1995 Ford Escort LX 1.9 from North America


This Ford Escort is great value, cheap and reliable, with good handling and performance


150,000 km; Alternator.

180,000 km; Timing belt, battery.

250,000 km; Engine oil pan gasket, struts, wheel bearings, tie rod ends, ball joints.

300,000 km; Alternator, timing belt, battery.

General Comments:

The 91-96 Ford Escort is by far the most reliable lowest cost of ownership of any car I have ever owned. I commute and use my car at work, so I put in excess of 40000 km/year. I have owned 2 Escorts, a 91 and a 95; both were over 320,000 km each and were still going strong.

If you replace the timing belt and alternator every 150,000 km, you should be able to drive trouble free.

Parts are cheap and easy to change. Good handling, and performance, great fuel mileage, inexpensive for tires and repairs, highly reliable.

I have owned imports (BMW, Toyota, Nissan, Mitsubishi) and domestics (GM, Chrysler, Ford), and can say that this Escort is the most reliable and lowest cost to own over the life of the vehicle, and it is a long life.

Would you buy another car from this manufacturer? Yes

Review Date: 5th July, 2009

1995 Ford Escort LX 1.9, 4 cylinder gas from North America


Good car if not for head gasket problem


Head/ head gasket issues not evident at the time of purchase. Car ran great for a week. Then it suddenly began idling rough upon start up and would steam out the tail pipe, but would never run hot. However I had to add a quart of coolant a week. But there was no coolant mixing with the oil, but the radiator would bubble.

My mechanic said it was probably a blown head gasket or cracked head, so I traded it in.

General Comments:

I think it would be a good car if not for the head/ gasket issues. It had plenty of power, good brakes and it got good gas mileage. Great handling too.

Would you buy another car from this manufacturer? Yes

Review Date: 27th April, 2009

28th Apr 2009, 12:01

I'm surprised you traded it in. This car is otherwise very reliable and I routinely see this gen Escort/Tracer with >150,000 miles on the clock.

29th Apr 2009, 23:14

I agree these are good cars. My previous car, a 1993 Mercury Tracer had 282,000 before the engine gave out. My mechanic informed me if it was a cracked head it would be very expensive to fix, so I was afraid to chance it so I traded it in. My husband had already replaced the intake gasket. That gasket was indeed bad, but that did not solve the problem. Still, I would recommend these Escorts/ Tracers.
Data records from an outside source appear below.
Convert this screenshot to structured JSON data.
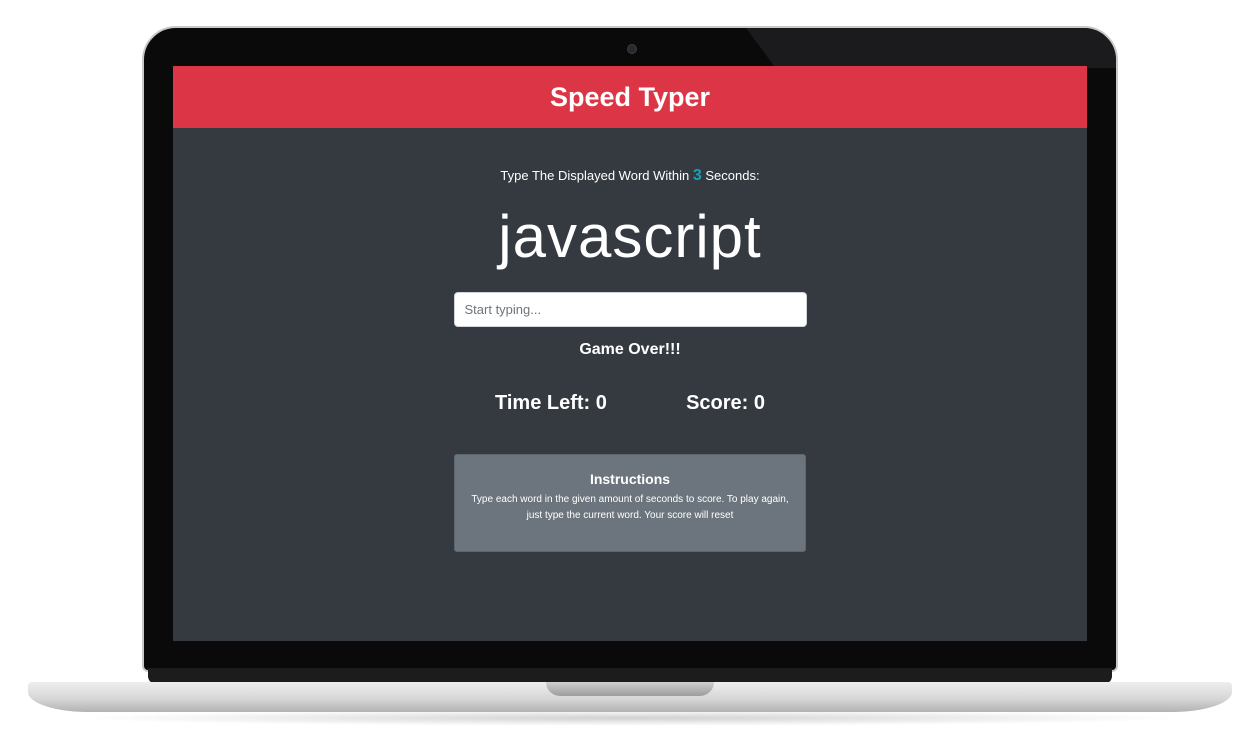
{
  "header": {
    "title": "Speed Typer",
    "color": "#dc3545"
  },
  "prompt": {
    "prefix": "Type The Displayed Word Within",
    "seconds": "3",
    "suffix": "Seconds:"
  },
  "current_word": "javascript",
  "input": {
    "value": "",
    "placeholder": "Start typing..."
  },
  "status_message": "Game Over!!!",
  "stats": {
    "time_left_label": "Time Left: ",
    "time_left": "0",
    "score_label": "Score: ",
    "score": "0"
  },
  "instructions": {
    "title": "Instructions",
    "text": "Type each word in the given amount of seconds to score. To play again, just type the current word. Your score will reset"
  },
  "colors": {
    "background": "#343a40",
    "accent": "#17a2b8",
    "card": "#6c757d"
  }
}
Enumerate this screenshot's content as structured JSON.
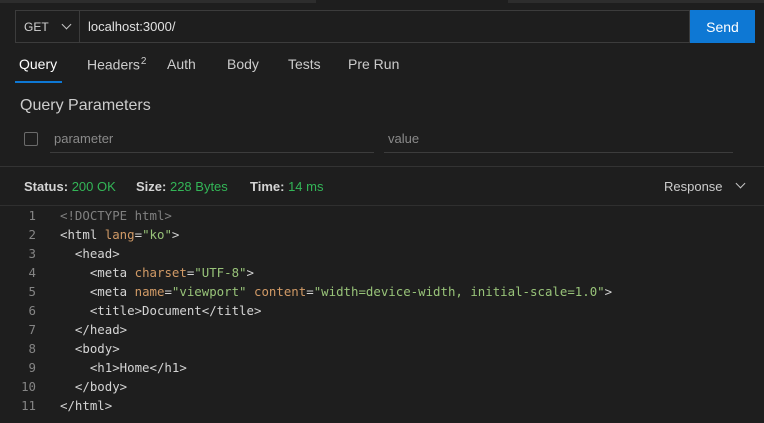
{
  "request": {
    "method": "GET",
    "url": "localhost:3000/",
    "send_label": "Send"
  },
  "tabs": [
    {
      "label": "Query",
      "active": true
    },
    {
      "label": "Headers",
      "badge": "2"
    },
    {
      "label": "Auth"
    },
    {
      "label": "Body"
    },
    {
      "label": "Tests"
    },
    {
      "label": "Pre Run"
    }
  ],
  "query_params": {
    "title": "Query Parameters",
    "param_placeholder": "parameter",
    "value_placeholder": "value"
  },
  "status": {
    "status_label": "Status:",
    "status_value": "200 OK",
    "size_label": "Size:",
    "size_value": "228 Bytes",
    "time_label": "Time:",
    "time_value": "14 ms",
    "view_select": "Response"
  },
  "code": {
    "line_numbers": [
      "1",
      "2",
      "3",
      "4",
      "5",
      "6",
      "7",
      "8",
      "9",
      "10",
      "11"
    ],
    "lines": [
      "<!DOCTYPE html>",
      "<html lang=\"ko\">",
      "  <head>",
      "    <meta charset=\"UTF-8\">",
      "    <meta name=\"viewport\" content=\"width=device-width, initial-scale=1.0\">",
      "    <title>Document</title>",
      "  </head>",
      "  <body>",
      "    <h1>Home</h1>",
      "  </body>",
      "</html>"
    ]
  },
  "colors": {
    "accent": "#0e78d4",
    "status_ok": "#33b557",
    "attr": "#d19a66",
    "string": "#98c379"
  }
}
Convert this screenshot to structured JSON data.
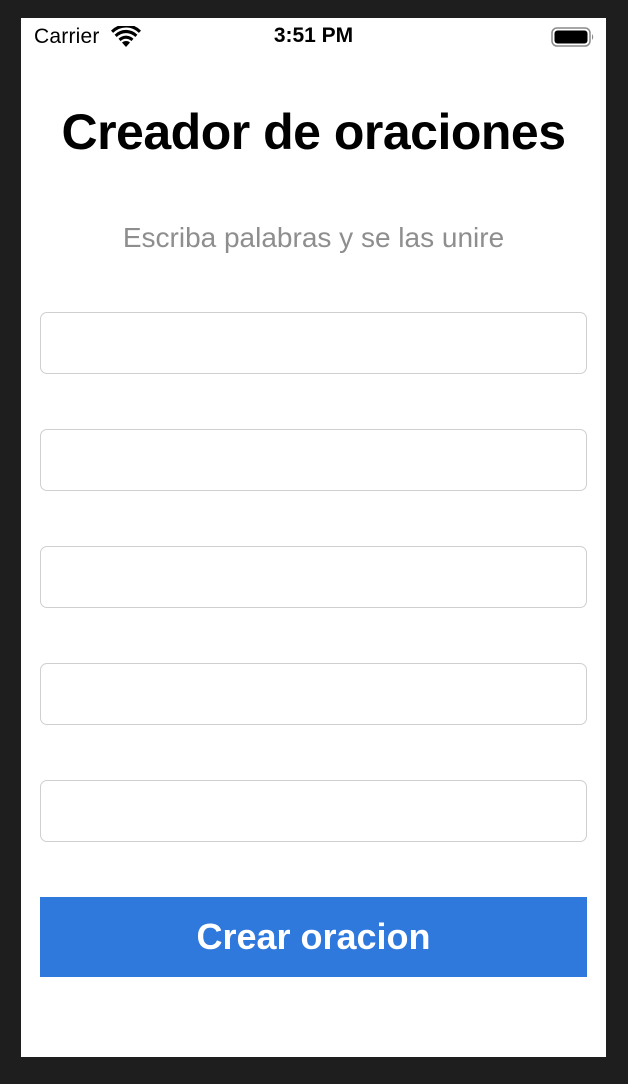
{
  "status_bar": {
    "carrier": "Carrier",
    "time": "3:51 PM",
    "wifi_icon": "wifi-icon",
    "battery_icon": "battery-icon"
  },
  "screen": {
    "title": "Creador de oraciones",
    "subtitle": "Escriba palabras y se las unire",
    "fields": [
      {
        "value": "",
        "placeholder": ""
      },
      {
        "value": "",
        "placeholder": ""
      },
      {
        "value": "",
        "placeholder": ""
      },
      {
        "value": "",
        "placeholder": ""
      },
      {
        "value": "",
        "placeholder": ""
      }
    ],
    "button_label": "Crear oracion"
  },
  "colors": {
    "button_background": "#2f78dc",
    "subtitle_text": "#8e8e8e",
    "field_border": "#cfcfcf",
    "outer_background": "#1e1e1e"
  }
}
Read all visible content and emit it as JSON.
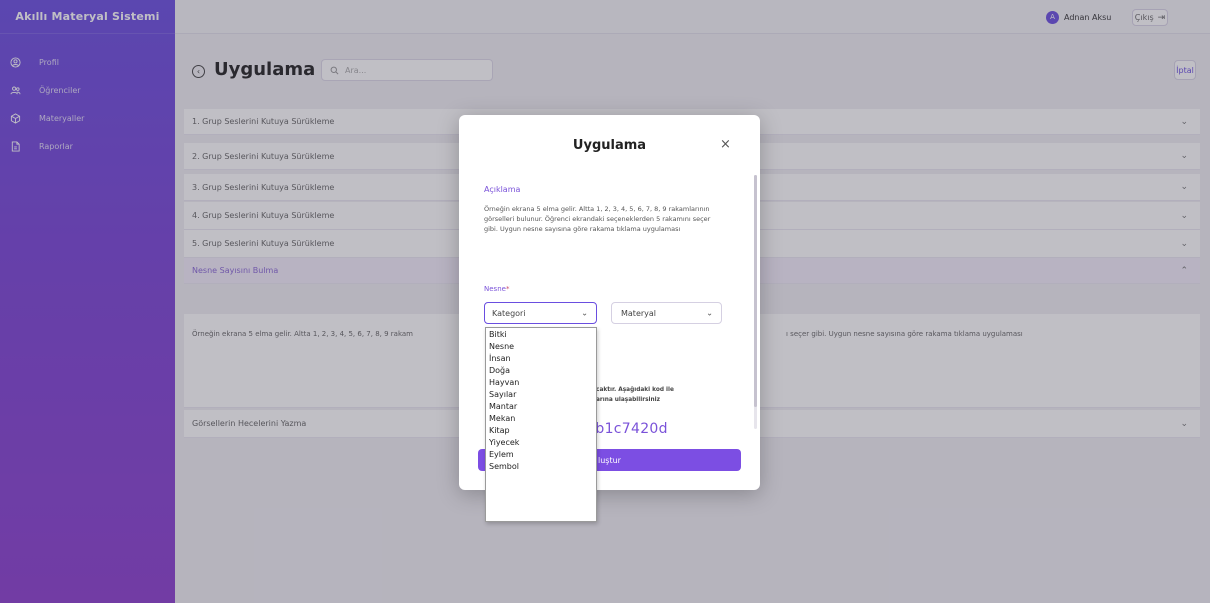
{
  "app": {
    "title": "Akıllı Materyal Sistemi"
  },
  "sidebar": {
    "items": [
      {
        "label": "Profil",
        "icon": "user-circle-icon"
      },
      {
        "label": "Öğrenciler",
        "icon": "users-icon"
      },
      {
        "label": "Materyaller",
        "icon": "box-icon"
      },
      {
        "label": "Raporlar",
        "icon": "file-icon"
      }
    ]
  },
  "topbar": {
    "user_initial": "A",
    "user_name": "Adnan Aksu",
    "logout_label": "Çıkış"
  },
  "header": {
    "title": "Uygulama",
    "search_placeholder": "Ara...",
    "cancel_label": "İptal"
  },
  "accordion": {
    "items": [
      "1. Grup Seslerini Kutuya Sürükleme",
      "2. Grup Seslerini Kutuya Sürükleme",
      "3. Grup Seslerini Kutuya Sürükleme",
      "4. Grup Seslerini Kutuya Sürükleme",
      "5. Grup Seslerini Kutuya Sürükleme",
      "Nesne Sayısını Bulma",
      "Görsellerin Hecelerini Yazma"
    ],
    "open_body_left": "Örneğin ekrana 5 elma gelir. Altta 1, 2, 3, 4, 5, 6, 7, 8, 9 rakam",
    "open_body_right": "ı seçer gibi. Uygun nesne sayısına göre rakama tıklama uygulaması"
  },
  "modal": {
    "title": "Uygulama",
    "close": "×",
    "description_label": "Açıklama",
    "description": "Örneğin ekrana 5 elma gelir. Altta 1, 2, 3, 4, 5, 6, 7, 8, 9 rakamlarının görselleri bulunur. Öğrenci ekrandaki seçeneklerden 5 rakamını seçer gibi. Uygun nesne sayısına göre rakama tıklama uygulaması",
    "object_label": "Nesne",
    "required_mark": "*",
    "category_value": "Kategori",
    "material_value": "Materyal",
    "info_line1": "onacaktır. Aşağıdaki kod ile",
    "info_line2": "malarına ulaşabilirsiniz",
    "code_text": "74b1c7420d",
    "create_label": "luştur"
  },
  "dropdown": {
    "options": [
      "Bitki",
      "Nesne",
      "İnsan",
      "Doğa",
      "Hayvan",
      "Sayılar",
      "Mantar",
      "Mekan",
      "Kitap",
      "Yiyecek",
      "Eylem",
      "Sembol"
    ]
  }
}
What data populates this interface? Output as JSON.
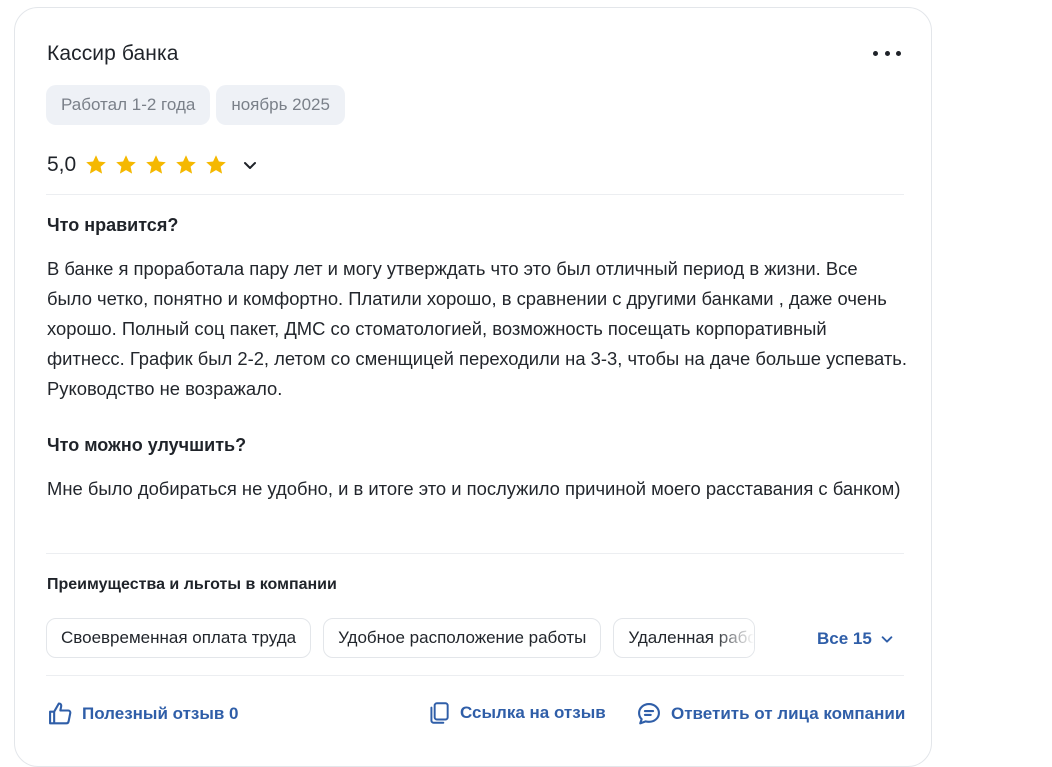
{
  "review": {
    "title": "Кассир банка",
    "tags": [
      "Работал 1-2 года",
      "ноябрь 2025"
    ],
    "rating_text": "5,0",
    "rating_value": 5,
    "rating_max": 5,
    "likes_heading": "Что нравится?",
    "likes_text": "В банке я проработала пару лет и могу утверждать что это был отличный период в жизни. Все было четко, понятно и комфортно. Платили хорошо, в сравнении с другими банками , даже очень хорошо. Полный соц пакет, ДМС со стоматологией, возможность посещать корпоративный фитнесс. График был 2-2, летом со сменщицей переходили на 3-3, чтобы на даче больше успевать. Руководство не возражало.",
    "improve_heading": "Что можно улучшить?",
    "improve_text": "Мне было добираться не удобно, и в итоге это и послужило причиной моего расставания с банком)",
    "benefits_heading": "Преимущества и льготы в компании",
    "benefits": [
      "Своевременная оплата труда",
      "Удобное расположение работы",
      "Удаленная работа"
    ],
    "benefits_all": "Все 15"
  },
  "actions": {
    "helpful": "Полезный отзыв 0",
    "link": "Ссылка на отзыв",
    "reply": "Ответить от лица компании"
  },
  "colors": {
    "accent": "#2f5ea8",
    "star": "#f5b800",
    "tag_bg": "#eef1f6"
  }
}
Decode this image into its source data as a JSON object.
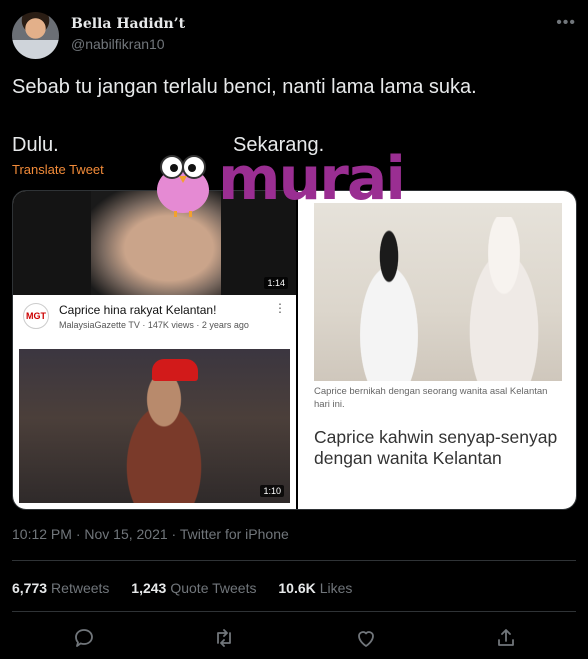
{
  "author": {
    "name": "Bella Hadidn’t",
    "handle": "@nabilfikran10"
  },
  "tweet": {
    "text": "Sebab tu jangan terlalu benci, nanti lama lama suka.",
    "label_left": "Dulu.",
    "label_right": "Sekarang.",
    "translate": "Translate Tweet"
  },
  "watermark": "murai",
  "media": {
    "video_top_duration": "1:14",
    "channel_logo": "MGT",
    "video_title": "Caprice hina rakyat Kelantan!",
    "video_meta": "MalaysiaGazette TV · 147K views · 2 years ago",
    "video_bottom_duration": "1:10",
    "article_caption": "Caprice bernikah dengan seorang wanita asal Kelantan hari ini.",
    "article_headline": "Caprice kahwin senyap-senyap dengan wanita Kelantan"
  },
  "meta": {
    "timestamp": "10:12 PM · Nov 15, 2021 · Twitter for iPhone"
  },
  "stats": {
    "retweets_count": "6,773",
    "retweets_label": "Retweets",
    "quotes_count": "1,243",
    "quotes_label": "Quote Tweets",
    "likes_count": "10.6K",
    "likes_label": "Likes"
  },
  "actions": [
    "reply-icon",
    "retweet-icon",
    "like-icon",
    "share-icon"
  ],
  "colors": {
    "accent": "#f28b39",
    "muted": "#71767b",
    "text": "#e7e9ea",
    "murai": "#9a2e92"
  }
}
1995 Ford Escort LX 1.9L SEFI 5 speed from North America


Will run like crap forever


Oil pan: 32,000 miles.

Alternator: 78,000 miles.

Cooling fans: 109,000 miles.

EGR valve: 115,000 miles.

Distributor: 127,000 miles.

Oil pan (again) : 135,000 miles.

Lifter/valve knock: 156,000 miles.

Burning oil (blue smoke) : 178,000 miles.

General Comments:

Car is good on gas and is still somewhat reliable, but is on its last legs.

I beat the hell out of this car too, and it always starts first try.

It rattles around wherever I go.

I am still on the original clutch.

Car will be seeing 200,000 miles hopefully soon.

Would you buy another car from this manufacturer? Don't Know

Review Date: 25th December, 2008

13th Aug 2009, 15:42

Are you sure about replacing the distributor, because if it's the 1995 LX with the 1.9 engine, it doesn't have one. Do you have the DOHC 1.8 engine?

13th Aug 2009, 15:48

If this is the 1.9L engine, the oil pan isn't the old-style stamped steel one, it's cast aluminum, and seems pretty tough, are you off-roading much? The only thing I can see is physical impact, a stripped oil drain plug isn't the car's problem, but it can be fixed without a pan replacement.

13th Aug 2009, 18:45

I like it, the classic double-edged sword! "It runs like crap, but at least it runs forever." Nice. I'm curious... do you want to beat it to death, or make it last as long as possible?

BTW, you can fix a stripped drain plug without replacing the pan. You can cut new threads and use an oversized plug, or you can coat the stripped threads with oil-resistant epoxy to restore the threads, or install a heli-coil. There are easier ways than replacing the whole pan.